Web reference: http://www.breastreconstructionhouston.com
First surgeon on the right tract
I tend to agree with your original PS. If you have a large pannus then it is usually primarily skin and would give little volume to the breast, even if it blood flow was adequate. You do need healthy tissue to cover an implant in radiated field and the Lat Flap is the best choice. If you have lost this much weight you would usually be better served with a lower body lift to get the best cosmetic result.
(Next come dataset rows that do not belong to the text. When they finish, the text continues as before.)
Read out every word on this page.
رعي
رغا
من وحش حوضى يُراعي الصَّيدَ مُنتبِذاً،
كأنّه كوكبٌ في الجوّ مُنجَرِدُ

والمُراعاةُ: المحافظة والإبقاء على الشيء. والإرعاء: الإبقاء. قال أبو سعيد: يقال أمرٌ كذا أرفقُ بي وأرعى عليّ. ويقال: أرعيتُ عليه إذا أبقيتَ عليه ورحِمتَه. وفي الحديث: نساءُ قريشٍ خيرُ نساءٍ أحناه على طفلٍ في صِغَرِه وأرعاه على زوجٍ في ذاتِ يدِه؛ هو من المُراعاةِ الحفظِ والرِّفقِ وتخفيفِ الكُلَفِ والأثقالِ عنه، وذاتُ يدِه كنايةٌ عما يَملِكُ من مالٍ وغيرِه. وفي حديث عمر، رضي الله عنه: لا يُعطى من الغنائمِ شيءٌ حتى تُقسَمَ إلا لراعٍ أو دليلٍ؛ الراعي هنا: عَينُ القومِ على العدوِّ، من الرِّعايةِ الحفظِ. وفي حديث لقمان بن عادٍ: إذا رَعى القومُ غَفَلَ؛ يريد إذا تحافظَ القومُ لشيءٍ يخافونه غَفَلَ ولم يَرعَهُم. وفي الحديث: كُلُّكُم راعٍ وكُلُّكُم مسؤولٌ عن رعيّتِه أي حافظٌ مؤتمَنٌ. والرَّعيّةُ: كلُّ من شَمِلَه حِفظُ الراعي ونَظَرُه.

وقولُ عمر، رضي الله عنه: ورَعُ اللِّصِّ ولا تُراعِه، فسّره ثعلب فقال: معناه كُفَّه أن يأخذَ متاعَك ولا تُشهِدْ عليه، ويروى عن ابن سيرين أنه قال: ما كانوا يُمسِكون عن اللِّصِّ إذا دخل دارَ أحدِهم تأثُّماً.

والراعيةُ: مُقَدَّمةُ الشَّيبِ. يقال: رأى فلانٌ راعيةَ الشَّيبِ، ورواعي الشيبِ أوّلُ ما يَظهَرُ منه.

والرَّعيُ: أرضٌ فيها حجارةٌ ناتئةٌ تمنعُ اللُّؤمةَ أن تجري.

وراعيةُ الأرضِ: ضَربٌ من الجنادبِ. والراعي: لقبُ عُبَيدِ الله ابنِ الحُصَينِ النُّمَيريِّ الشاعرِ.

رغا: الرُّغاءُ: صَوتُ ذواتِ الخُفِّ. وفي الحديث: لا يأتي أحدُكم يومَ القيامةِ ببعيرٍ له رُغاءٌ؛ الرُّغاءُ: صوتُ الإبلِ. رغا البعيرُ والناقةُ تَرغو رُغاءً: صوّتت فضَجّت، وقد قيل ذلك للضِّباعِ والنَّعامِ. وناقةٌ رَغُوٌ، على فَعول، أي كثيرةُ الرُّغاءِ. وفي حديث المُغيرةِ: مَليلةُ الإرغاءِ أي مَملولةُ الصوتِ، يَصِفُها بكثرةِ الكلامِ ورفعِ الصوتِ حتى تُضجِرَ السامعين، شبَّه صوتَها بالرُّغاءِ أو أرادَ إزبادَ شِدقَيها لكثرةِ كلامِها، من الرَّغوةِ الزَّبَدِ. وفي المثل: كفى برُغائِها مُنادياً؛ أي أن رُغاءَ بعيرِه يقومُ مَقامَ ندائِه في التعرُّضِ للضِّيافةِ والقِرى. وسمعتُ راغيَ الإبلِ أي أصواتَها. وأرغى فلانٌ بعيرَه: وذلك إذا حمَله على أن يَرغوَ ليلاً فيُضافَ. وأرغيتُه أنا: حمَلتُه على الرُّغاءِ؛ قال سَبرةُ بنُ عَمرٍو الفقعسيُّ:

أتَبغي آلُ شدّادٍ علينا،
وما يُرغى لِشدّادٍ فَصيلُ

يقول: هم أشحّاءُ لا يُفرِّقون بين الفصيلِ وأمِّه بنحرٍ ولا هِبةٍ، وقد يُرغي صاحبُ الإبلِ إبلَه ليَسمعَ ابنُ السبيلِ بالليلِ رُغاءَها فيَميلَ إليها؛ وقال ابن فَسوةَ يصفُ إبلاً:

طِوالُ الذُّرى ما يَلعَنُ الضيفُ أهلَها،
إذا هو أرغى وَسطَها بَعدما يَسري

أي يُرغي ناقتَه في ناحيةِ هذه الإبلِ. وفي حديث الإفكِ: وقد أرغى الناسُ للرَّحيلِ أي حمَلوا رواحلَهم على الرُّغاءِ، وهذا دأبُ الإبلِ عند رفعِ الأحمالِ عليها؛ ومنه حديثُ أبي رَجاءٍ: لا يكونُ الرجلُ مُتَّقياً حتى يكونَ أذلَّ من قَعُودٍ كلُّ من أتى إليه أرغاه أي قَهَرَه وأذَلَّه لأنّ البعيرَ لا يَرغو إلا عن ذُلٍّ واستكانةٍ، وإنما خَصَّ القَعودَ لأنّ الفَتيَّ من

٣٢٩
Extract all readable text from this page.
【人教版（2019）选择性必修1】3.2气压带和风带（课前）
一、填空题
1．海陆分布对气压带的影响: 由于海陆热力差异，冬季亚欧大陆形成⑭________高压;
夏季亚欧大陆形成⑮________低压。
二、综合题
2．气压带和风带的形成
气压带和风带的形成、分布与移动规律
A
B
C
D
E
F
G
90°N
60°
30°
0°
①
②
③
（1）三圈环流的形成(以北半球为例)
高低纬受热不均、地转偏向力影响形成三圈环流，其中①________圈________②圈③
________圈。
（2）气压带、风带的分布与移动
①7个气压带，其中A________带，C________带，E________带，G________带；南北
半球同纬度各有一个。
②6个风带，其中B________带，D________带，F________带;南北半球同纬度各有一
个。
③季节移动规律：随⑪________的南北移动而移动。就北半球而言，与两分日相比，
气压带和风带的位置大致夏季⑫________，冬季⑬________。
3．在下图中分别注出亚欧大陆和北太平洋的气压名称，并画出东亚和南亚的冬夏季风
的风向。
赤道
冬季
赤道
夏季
DIEP flap Breast Reconstruction after Massive weight Loss
I DO think that SOME of the Tummy skin COULD be used as a DIEP flap breast Reconstruction (pending a face to face examination).
However, you will NOT be getting a Tummy Tuck thrown in at the expense of the insurance company.
Ethically speaking, your surgeon just needs to remove the portion of the tummy skin along with its blood supply needed to build the breasts, transfer it to the breast(s), shape / cone them and join them microscopically to the blood vessels either in the chest, along the chest or in the arm pit. Your surgeon will NOT be compensated for nor remove the entire hanging apron (panniculectomy) and even if he did he would NOT perform a true tummy tightening abdominoplasty (Tummy Tuck) in which the belly button is translocated higher and the muscle separation is repaired.
You would be a good candidate for DIEP flap
You have excesss in lower abdomen and loss skin and fatty tissue from the breast. This a ideal situation to do DIEP flap. The advantage of the Lattismus flap is the time of surgey and faster recovery. DIEP flap involves microsurgery.
You would get tummy tuck and DIEP at the same time for the breast reconstruction. I would recommened that you get a second consultation and make sure your platic surgeon offer microsurgery.
The risk of nipple sensation loss is low and this can be done at the same time of later.
These answers are for educational purposes and should not be relied upon as a substitute for medical advice you may receive from your physician. If you have a medical emergency, please call 911. These answers do not constitute or initiate a patient/doctor relationship.